“Father Time and injuries are tough adversaries,” former bodybuilder and eight-year Mr. Olympia Ronnie Coleman once said.
Never has this been truer than it is this season for Green Bay Packers quarterback Aaron Rodgers. Now 35 years-old and bouncing back from two injury-plagued playoff-less seasons, the Packers front-office and new Packers head coach Matt LaFleur, as well as cheeseheads worldwide need and expect their one-time Super Bowl MVP to produce. Now…right now.
The Packers have proven that they have no problem making hard decisions when they see fit. This is, after all, the same organization that dismissed Hall of Famer Bart Starr as head coach after a disappointing 8-8 since in 1984.

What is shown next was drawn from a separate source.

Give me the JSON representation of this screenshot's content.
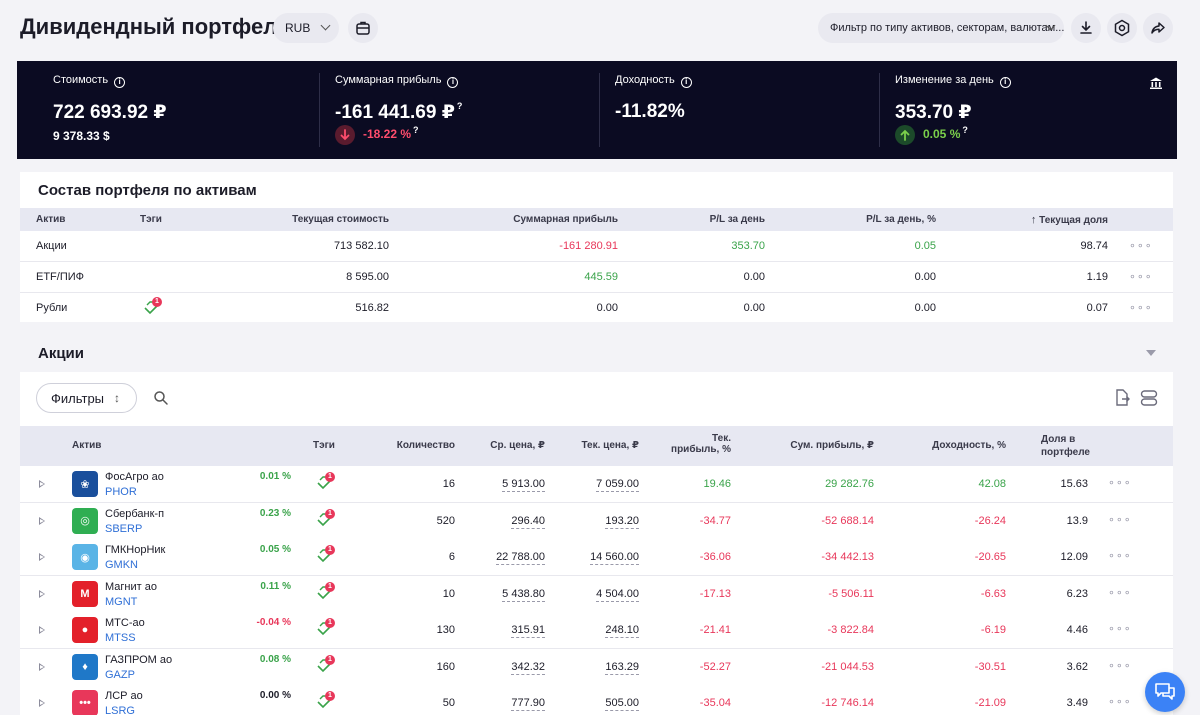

Starr, a two-time Super Bowl Champion, two-time Super Bowl MVP, and one-time NFL MVP, and one of the best to ever wear a Packers uniform found himself jobless when the Packers had to choose between winning or their hero.
A Super Bowl appearance for the aging pigskin-slinger is not out of the question. Former St. Louis Rams QB and “Greatest Show on Turf” ringleader Kurt Warner returned to the big show at age 37 with the Arizona Cardinals after a six-year hiatus. There have been 15 quarterbacks over the age of 35 to guide their franchise to the Super Bowl in its 53-year history. Of those, six have been in the past six Super Bowls. History has proven that a quarterback’s age is no deterrent to a Super Bowl appearance, and Rodgers still has the talent and athleticism expected of an elite quarterback in the NFL
But what about the coach? Can a first-year coach seriously make a Super Bowl run? Sure he can. Six coaches have taken their team to the Super Bowl over the years, with three, Don McCafferty (Baltimore Colts), George Seifert (San Francisco 49ers), and Jon Gruden (Tampa Bay Buccaneers) hoisting the Lombardi Trophy at games end.

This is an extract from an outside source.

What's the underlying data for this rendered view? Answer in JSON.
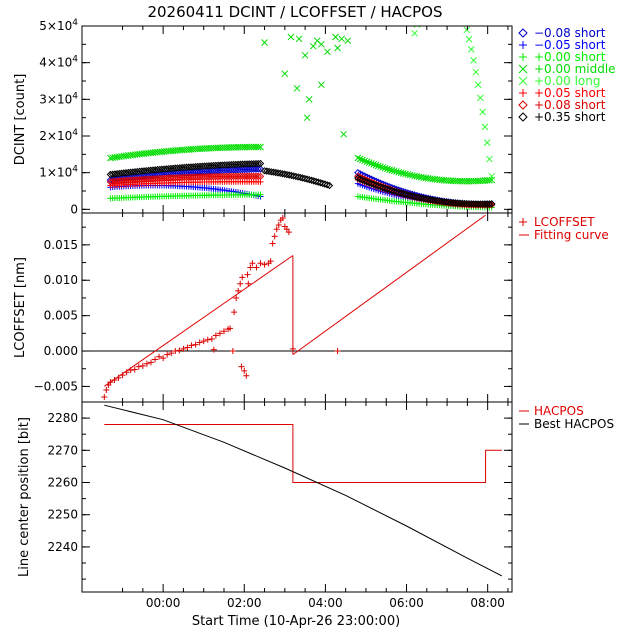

NFL.com ranked Rodgers fifth in their QB rankings at the end of last season. The 2018 Pro Bowler ranked second only to MVP Patrick Mahomes in the fewest below-average games in the regular season. There’s still plenty of gas left in the tank, and the fire still burns in Rodgers entering the 2019 season.
However, a QB’s Pro-Bowl season is of little significance to a rabid fanbase accustomed to winning. Packers fans would much rather have a winning season rather than a 6-9-1 record and a Pro Bowler under center. In the prior season, 2017, the Pack posted a 7-9 record. This was foreign territory for cheeseheads at the time. In the past 20 years, only four seasons were under .500. These past two seasons accounting for half of those sub-par years.
Packers fans are firm believers in winning. When they don’t, rightly or wrongly, they look for someone to blame. Who better, than the QB who just got a lucrative deal that makes him one of the top five paid QBs in 2019.
The city of Green Bay will suffer losers for a season. Perhaps two. But absolutely no more. Rodgers would do well to heed this. A healthy Rodgers must produce this year. The playoffs would be nice. The NFC Championship, even better. The Super Bowl… divine!
“I know I’m capable of greatness,” said Rodgers once, “and I’m expecting to reach that level.” So is Packers Nation, Aaron. So is Packers Nation.